Natalie Portman’ın Hürriyet'ten Barbaros Tapan'a Beverly Hills’te verdiği söyleşi şöyle:
“Jackie” ile ‘en iyi kadın oyuncu’ dalında Oscar’a aday oldunuz, tebrikler öncelikle. Böylesine ikonik bir karakteri canlandırmak için çalışmalarınıza nereden başladınız?
- Önceliği işin bilinen kısmına verdim, yani artistik kısmıyla başladım. Bu kadar çok tanınan biriyse, önce nasıl konuştuğuna, nasıl yürüdüğüne, nasıl baktığına çalışmalıyım dedim. Sonra da duygu kısmına geçtim.
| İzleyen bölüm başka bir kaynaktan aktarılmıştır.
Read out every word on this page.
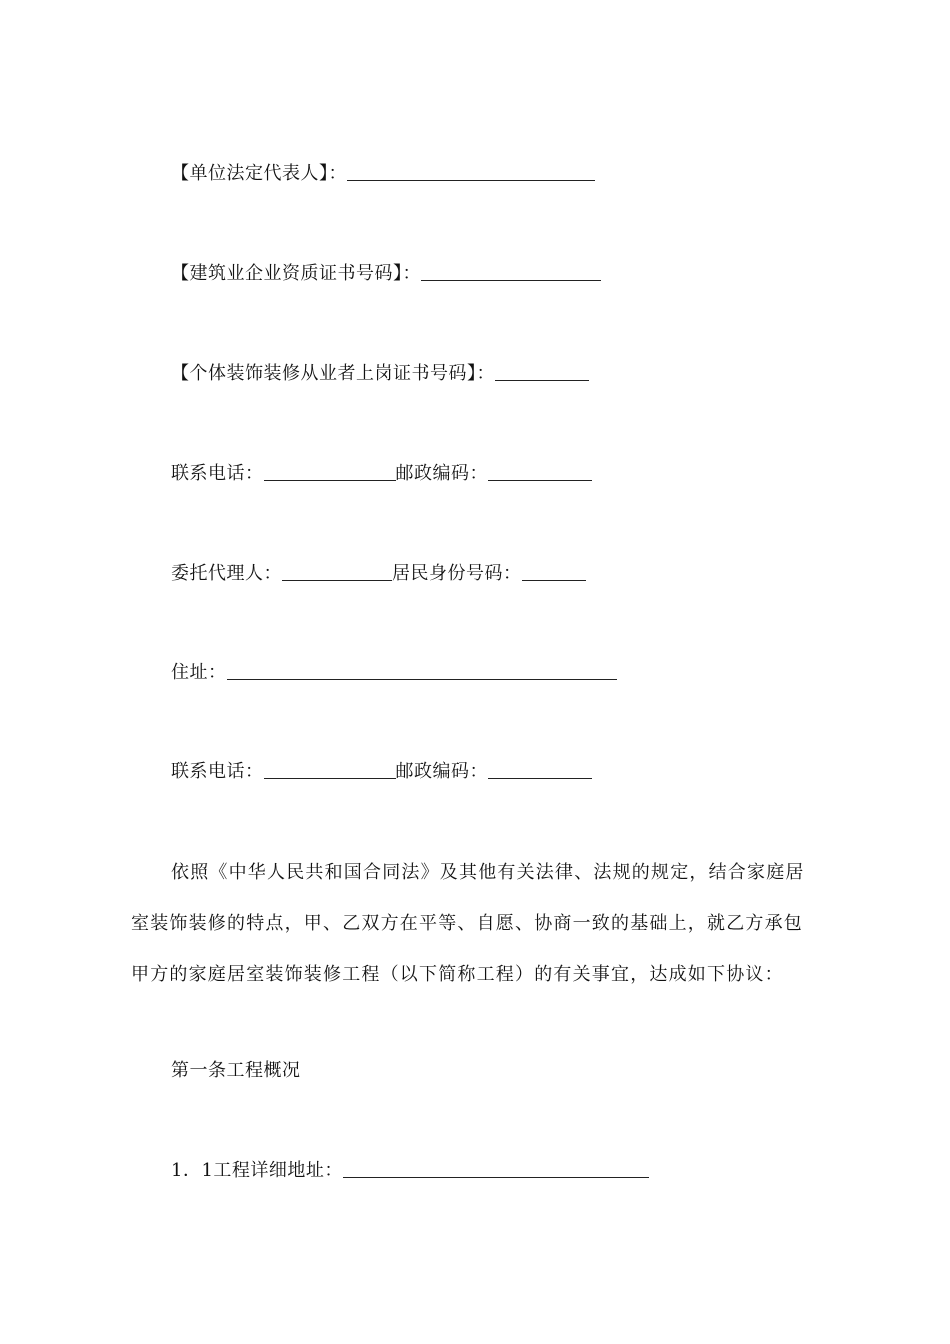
【单位法定代表人】：
【建筑业企业资质证书号码】：
【个体装饰装修从业者上岗证书号码】：
联系电话：	邮政编码：
委托代理人：	居民身份号码：
住址：
联系电话：	邮政编码：
依照《中华人民共和国合同法》及其他有关法律、法规的规定，结合家庭居
室装饰装修的特点，甲、乙双方在平等、自愿、协商一致的基础上，就乙方承包
甲方的家庭居室装饰装修工程（以下简称工程）的有关事宜，达成如下协议：
第一条工程概况
1．1工程详细地址：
Neler yaptınız hazırlık sürecinde?
- Önce aksan için diyalog koçumla çalışmaya başladım. Sonra Beyaz Saray turları yaptık. Nerede ne konuşmuş, konuşurken hata yapmış mı, duraklamış mı, Beyaz Saray’ın hangi noktalarında hangi diyaloglar geçmiş, onlara çalıştım. Jackie Kennedy’ye ait 12-13 tane çok kapsamlı biyografi kitabı okudum.
"Cinayetin işlendiği sahne en korkuncu"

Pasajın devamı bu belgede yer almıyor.